課程名稱︰即時系統
課程性質︰選修
課程教師︰郭大維
開課學院：電資學院
開課系所︰資工所、網媒所
考試日期（年月日）︰2013.11.05
考試時限（分鐘）：150
試題 :
Fa11 2013 Mid-Exam (答案卷) RTS
Read each question over carefully several times. Answer all questions in the
space provided. The exam is 150 minutes long. The total score is 111.
(1) Please define the following terminologies (21pts):
a. Hard Real-Time Process
Ans: It is catastrophic if some deadline of a hard real-time process is
missed.
b. An Event-Driver Software Architecture
Ans: Schedulable tasks are triggered by I/O completion and timer events.
c. Global Fixed Job-Priority (FJP) Scheduling
Ans: The relative priorities of jobs are fixed when jobs arrive, and any
job can be scheduled on any available processor.
d. The Multiprocessor Anomaly Reported by Graham in 1976
Ans: Given a set of processes being optimally scheduled on a
multiprocessor system, changing the priority list, increasing the
number of processors, reducing execution times, or weakening the
precedence constraints can increase the schedule length.
e. VLIW Architecture
Ans: VLIW refers to a CPU architecture designed to take advantage of
instruction level parallelism (ILP). The performance can he
improved by executing different sub-steps of sequential
instructions simultaneously (this is pipelining), or even
executing multiple instructions entirely simultaneously as in
superscalar architectures.
f.
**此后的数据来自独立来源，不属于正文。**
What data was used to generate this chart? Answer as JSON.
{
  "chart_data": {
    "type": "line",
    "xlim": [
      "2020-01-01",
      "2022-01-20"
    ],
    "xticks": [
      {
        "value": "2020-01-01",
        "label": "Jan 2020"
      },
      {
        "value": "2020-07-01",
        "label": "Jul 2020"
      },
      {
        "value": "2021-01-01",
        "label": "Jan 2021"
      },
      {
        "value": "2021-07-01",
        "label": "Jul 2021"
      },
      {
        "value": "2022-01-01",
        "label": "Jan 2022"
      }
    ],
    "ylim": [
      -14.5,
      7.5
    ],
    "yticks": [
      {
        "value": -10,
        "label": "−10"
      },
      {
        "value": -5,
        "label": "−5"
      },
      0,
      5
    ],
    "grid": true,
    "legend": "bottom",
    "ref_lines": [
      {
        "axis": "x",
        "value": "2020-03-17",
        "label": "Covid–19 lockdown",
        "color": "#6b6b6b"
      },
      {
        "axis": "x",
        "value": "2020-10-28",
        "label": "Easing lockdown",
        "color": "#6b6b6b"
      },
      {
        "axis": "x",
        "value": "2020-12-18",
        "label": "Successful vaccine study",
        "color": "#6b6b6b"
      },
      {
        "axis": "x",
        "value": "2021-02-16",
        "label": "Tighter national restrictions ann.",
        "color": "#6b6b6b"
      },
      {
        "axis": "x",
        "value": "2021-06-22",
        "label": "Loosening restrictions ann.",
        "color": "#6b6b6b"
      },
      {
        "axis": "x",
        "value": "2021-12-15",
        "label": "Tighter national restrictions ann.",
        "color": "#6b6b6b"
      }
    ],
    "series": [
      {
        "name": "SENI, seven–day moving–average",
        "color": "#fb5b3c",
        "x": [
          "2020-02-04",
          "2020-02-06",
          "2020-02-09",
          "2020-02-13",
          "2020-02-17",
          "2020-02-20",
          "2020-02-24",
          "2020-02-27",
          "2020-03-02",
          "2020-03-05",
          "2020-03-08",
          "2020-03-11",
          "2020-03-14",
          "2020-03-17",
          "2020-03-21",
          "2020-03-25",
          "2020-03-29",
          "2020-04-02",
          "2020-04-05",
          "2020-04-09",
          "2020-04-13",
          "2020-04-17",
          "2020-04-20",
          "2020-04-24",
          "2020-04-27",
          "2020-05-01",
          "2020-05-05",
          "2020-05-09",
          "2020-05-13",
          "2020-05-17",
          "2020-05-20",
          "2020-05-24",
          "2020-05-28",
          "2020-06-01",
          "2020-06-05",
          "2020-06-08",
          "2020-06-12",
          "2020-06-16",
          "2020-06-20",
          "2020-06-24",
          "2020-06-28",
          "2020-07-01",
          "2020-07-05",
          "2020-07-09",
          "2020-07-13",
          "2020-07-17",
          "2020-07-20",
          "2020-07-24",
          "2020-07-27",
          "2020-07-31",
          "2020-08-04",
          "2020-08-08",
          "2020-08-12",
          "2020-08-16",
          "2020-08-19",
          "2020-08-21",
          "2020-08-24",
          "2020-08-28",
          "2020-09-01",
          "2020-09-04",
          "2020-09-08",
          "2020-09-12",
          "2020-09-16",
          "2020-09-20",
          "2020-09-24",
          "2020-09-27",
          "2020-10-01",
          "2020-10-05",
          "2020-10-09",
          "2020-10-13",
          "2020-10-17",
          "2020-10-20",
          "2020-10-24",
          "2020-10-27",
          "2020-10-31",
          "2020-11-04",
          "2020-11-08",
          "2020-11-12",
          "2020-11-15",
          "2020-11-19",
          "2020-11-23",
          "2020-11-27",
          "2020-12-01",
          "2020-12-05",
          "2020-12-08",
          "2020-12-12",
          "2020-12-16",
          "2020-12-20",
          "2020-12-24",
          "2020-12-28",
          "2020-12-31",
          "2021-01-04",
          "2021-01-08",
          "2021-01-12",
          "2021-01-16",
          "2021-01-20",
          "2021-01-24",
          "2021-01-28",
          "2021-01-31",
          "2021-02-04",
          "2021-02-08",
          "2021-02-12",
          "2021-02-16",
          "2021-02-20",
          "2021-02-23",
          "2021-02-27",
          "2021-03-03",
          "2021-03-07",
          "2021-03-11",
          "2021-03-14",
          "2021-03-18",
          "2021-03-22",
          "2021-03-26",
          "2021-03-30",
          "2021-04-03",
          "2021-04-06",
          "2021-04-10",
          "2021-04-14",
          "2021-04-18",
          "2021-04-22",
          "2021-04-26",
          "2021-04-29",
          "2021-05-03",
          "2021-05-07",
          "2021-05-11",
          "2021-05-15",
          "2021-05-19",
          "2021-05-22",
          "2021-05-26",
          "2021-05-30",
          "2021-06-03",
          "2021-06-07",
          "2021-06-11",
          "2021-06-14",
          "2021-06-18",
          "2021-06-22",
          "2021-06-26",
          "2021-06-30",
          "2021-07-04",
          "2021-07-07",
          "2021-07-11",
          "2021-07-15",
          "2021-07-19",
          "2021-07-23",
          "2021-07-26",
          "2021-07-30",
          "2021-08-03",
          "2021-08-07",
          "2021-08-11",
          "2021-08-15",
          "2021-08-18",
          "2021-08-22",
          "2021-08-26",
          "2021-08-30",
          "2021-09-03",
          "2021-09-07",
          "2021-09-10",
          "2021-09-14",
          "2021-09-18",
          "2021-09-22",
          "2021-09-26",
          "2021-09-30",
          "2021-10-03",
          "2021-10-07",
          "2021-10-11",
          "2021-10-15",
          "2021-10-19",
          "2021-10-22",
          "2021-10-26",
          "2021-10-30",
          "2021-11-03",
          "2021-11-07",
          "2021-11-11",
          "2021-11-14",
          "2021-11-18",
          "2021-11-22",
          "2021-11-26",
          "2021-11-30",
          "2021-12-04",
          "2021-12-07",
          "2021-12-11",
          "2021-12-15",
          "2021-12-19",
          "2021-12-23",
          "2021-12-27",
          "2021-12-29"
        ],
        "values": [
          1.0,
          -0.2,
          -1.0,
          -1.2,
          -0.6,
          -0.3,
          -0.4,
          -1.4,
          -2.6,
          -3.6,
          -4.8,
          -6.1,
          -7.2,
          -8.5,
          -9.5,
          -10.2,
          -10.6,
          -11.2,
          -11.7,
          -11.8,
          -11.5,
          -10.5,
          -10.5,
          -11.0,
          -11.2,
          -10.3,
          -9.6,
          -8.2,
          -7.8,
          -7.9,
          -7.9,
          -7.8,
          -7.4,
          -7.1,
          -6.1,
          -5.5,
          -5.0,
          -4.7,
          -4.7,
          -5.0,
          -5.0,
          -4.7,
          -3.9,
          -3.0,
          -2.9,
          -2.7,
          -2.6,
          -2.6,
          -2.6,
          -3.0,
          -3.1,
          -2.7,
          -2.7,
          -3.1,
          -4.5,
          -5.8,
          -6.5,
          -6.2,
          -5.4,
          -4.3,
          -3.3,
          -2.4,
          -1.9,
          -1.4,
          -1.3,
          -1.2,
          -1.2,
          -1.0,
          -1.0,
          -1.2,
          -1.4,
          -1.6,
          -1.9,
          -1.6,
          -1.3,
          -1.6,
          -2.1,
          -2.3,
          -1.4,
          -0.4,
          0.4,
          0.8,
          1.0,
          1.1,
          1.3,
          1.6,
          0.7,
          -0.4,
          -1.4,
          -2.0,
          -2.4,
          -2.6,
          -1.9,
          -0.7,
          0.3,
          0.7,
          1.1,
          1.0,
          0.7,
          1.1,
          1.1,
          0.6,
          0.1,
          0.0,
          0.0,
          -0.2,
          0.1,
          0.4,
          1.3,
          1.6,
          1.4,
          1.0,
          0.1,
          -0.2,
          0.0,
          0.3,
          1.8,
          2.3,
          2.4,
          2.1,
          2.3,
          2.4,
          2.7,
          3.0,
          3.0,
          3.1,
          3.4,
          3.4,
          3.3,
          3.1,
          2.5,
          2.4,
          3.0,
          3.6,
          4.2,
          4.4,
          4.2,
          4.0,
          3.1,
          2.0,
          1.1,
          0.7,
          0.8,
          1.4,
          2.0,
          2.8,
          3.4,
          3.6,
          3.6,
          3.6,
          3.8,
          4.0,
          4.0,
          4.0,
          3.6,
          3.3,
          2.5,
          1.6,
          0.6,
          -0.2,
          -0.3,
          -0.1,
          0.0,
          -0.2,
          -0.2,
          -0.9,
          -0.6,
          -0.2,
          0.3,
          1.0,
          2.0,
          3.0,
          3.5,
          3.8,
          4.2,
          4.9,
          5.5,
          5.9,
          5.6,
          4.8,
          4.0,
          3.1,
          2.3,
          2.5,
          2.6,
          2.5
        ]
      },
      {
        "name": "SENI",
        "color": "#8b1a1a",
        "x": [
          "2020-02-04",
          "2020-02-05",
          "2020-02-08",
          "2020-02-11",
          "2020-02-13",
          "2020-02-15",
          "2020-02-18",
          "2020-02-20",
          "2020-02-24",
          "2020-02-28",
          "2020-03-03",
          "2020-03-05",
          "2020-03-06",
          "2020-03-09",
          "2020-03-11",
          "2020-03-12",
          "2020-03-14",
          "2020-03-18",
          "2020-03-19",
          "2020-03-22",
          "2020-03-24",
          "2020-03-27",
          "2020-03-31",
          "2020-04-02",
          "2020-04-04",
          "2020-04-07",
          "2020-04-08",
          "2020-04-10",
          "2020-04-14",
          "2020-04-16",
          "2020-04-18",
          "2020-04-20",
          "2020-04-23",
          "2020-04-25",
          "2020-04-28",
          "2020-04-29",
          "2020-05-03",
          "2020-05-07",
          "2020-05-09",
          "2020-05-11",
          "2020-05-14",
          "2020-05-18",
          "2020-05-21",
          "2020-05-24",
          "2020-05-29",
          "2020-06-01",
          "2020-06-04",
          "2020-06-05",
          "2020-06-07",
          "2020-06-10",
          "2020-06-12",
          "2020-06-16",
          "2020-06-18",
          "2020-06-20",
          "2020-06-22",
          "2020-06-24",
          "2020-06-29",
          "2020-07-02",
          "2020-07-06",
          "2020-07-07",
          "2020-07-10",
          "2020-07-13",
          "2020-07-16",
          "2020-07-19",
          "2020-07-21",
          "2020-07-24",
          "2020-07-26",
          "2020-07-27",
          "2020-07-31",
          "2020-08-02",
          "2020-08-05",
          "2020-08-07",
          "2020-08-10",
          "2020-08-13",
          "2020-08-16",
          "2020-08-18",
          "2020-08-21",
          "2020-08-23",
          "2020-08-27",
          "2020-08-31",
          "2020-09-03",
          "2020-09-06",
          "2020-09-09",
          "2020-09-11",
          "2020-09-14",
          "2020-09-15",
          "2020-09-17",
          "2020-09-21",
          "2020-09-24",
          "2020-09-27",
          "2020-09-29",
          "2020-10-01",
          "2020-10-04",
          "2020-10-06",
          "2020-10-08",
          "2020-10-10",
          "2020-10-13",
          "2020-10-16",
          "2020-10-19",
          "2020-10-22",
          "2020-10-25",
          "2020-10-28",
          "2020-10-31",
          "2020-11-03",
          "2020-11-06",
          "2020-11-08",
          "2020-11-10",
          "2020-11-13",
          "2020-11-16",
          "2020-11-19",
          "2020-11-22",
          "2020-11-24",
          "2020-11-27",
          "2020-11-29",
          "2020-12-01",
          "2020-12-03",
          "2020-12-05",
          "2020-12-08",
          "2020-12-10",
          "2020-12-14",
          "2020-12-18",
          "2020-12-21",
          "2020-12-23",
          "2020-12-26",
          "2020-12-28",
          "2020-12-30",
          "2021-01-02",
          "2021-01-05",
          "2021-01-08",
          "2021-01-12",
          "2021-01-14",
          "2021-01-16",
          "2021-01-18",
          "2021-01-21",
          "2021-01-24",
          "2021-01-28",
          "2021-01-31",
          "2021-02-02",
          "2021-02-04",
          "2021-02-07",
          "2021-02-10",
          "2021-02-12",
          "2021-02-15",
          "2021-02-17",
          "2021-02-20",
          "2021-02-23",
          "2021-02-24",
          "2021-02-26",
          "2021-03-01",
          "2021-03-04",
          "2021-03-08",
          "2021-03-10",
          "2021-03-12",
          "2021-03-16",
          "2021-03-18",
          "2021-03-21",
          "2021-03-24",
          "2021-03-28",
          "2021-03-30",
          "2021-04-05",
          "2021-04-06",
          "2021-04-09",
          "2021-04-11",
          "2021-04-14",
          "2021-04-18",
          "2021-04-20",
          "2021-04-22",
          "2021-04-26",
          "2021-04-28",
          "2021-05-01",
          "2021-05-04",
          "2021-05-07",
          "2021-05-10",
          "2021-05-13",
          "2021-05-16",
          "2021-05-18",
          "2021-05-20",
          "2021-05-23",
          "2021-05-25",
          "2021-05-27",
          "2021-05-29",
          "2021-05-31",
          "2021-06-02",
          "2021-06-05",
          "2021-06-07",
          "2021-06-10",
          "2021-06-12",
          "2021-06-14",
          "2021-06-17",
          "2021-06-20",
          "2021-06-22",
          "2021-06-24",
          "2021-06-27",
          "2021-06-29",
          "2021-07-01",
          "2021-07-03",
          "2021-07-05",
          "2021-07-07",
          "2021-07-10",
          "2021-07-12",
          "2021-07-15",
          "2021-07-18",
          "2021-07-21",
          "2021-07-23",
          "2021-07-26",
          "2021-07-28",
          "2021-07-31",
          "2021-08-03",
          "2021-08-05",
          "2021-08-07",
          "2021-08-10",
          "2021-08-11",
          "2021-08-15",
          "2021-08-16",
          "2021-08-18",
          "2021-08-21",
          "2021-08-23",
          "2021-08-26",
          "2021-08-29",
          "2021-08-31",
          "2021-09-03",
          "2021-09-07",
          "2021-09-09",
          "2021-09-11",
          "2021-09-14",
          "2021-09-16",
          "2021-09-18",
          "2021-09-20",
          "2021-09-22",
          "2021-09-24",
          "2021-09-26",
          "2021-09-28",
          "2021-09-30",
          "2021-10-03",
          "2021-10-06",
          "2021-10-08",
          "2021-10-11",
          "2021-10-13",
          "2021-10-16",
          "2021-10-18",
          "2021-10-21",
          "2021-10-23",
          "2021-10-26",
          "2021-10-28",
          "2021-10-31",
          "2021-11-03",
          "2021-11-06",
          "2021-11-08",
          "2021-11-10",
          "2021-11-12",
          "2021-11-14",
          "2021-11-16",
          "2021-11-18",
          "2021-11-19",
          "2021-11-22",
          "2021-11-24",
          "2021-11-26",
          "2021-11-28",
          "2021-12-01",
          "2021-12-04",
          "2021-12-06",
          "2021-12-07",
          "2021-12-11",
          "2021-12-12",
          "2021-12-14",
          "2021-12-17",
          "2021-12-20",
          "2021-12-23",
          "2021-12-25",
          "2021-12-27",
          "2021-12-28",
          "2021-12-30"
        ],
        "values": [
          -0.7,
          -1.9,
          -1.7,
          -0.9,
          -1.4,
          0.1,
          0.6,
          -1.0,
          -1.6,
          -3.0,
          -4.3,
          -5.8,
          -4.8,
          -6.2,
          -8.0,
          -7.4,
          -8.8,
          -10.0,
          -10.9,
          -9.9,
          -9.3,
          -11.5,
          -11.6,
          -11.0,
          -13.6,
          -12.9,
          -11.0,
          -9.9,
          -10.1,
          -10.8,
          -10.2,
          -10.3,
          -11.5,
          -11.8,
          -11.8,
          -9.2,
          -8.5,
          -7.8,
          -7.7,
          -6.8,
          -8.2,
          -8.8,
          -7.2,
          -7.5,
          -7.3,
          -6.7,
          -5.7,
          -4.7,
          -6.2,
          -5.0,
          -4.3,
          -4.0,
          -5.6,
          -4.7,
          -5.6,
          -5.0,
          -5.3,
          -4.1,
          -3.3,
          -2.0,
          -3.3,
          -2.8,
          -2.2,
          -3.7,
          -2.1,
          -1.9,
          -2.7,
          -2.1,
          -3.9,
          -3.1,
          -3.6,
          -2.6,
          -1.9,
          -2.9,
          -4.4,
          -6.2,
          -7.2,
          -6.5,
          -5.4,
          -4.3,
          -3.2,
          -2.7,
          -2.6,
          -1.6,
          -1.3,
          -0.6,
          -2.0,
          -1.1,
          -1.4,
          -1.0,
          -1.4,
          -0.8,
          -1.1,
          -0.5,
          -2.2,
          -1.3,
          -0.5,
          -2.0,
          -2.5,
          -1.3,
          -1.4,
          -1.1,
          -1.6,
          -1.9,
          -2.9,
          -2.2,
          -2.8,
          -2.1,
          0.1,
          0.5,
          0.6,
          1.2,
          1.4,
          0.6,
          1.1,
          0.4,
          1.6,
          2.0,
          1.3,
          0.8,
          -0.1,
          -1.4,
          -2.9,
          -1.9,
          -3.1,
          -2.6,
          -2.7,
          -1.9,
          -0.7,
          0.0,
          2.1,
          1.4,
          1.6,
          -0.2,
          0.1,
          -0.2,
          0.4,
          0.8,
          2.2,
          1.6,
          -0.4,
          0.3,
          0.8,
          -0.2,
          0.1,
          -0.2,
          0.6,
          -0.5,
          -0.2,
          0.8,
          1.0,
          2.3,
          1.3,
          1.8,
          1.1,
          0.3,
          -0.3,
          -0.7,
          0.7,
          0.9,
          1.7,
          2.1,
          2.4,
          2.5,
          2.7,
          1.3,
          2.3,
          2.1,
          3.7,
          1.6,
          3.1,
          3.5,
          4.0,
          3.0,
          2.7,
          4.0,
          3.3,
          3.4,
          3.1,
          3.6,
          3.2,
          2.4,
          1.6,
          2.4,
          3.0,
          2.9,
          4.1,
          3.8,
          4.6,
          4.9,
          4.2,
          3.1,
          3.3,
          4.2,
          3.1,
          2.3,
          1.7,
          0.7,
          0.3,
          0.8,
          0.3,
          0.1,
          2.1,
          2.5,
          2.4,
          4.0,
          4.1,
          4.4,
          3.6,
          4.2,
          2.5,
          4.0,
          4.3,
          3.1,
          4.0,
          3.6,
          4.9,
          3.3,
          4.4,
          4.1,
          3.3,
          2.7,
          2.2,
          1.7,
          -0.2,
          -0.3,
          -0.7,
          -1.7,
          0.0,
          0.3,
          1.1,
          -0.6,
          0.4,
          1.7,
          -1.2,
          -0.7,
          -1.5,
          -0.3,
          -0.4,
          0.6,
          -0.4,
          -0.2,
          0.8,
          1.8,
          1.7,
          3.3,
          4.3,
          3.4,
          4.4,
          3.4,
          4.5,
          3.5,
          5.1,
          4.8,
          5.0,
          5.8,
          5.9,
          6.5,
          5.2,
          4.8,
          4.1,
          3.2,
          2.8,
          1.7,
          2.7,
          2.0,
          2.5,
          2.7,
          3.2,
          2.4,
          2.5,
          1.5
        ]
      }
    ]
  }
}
Critical Voltage in Energy-Efficient Task Scheduling
Ans: Consider Dynamic Voltage Scheduling and Dynamic Power Management
together, it is the lowest voltage to run a task at a constant
speed to minimize the energy consumption.
g. The Intensity Function in the DVS Algorithm by Frances Yao, Alan Demers,
and Scott Shenker, "A Scheduling Model for Reduce CPU Energy", FOCS,
1995
Ans: The total amount of execution time that must be execute in a time
duration divided by the duration length.
(2) Please answer the following questions in process synchronization: You must
provide explanation to receive any points. (20pts)
(a) Compare the Priority Inheritance Protocol, the Priority Ceiling
Protocol, the Highest Locker's Priority Protocol, and the No Preemption
Protocol in terms of the maximum number of priority inversion per
process, chain-blocking avoidance, and deadlock-freeness (e.g., The
No-Preemption Protocol is deadlock-free). (No Explanation is needed)
(b) Which one is the most conservative protocol such that a process is more
likely to be blocked by lower priority process?
(c) Please give me an argument why the No-Preemption Protocol is
deadlock-free?
Ans:
(A) ┌───────┬─────┬──┬────────┬───────┐
│ │ PIP │ PCP│Highest Locker's│ No Preemption│
│ │ │ │ Priority │ │
├───────┼─────┼──┼────────┼───────┤
│Max # of PI │ Max(n, m)│ 1 │ 1 │ 1 │
├───────┼─────┼──┼────────┼───────┤
│Deadlock │ Yes │ No │ No │ No │
├───────┼─────┼──┼────────┼───────┤
│Chain-Blocking│ Yes │ No │ No │ No │
└───────┴─────┴──┴────────┴───────┘
(B) No Preemption Protocol.
(C) There is no hold and wait.
(3) Please define the term "Least Upper Bound of Utilization Factor".
Furthermore, the Least Upper Bound of Utilization Factor of the earliest
deadline first algorithm (EDF) is 100%. Obviously, the Least Upper Bound
of Utilization Factor of the rate monotonic scheduling algorithm (RMS)
that is n(2^(1/n) - 1) is, in general, much less than 100%. Please give me
two situations in which RMS is preferred. (10pts)
Ans:
(A) The least upper bound of utilization factor of a scheduling policy is
a real number such that for any process set Π, U(Π) no more than the
number implies the schedulability of the process set Π.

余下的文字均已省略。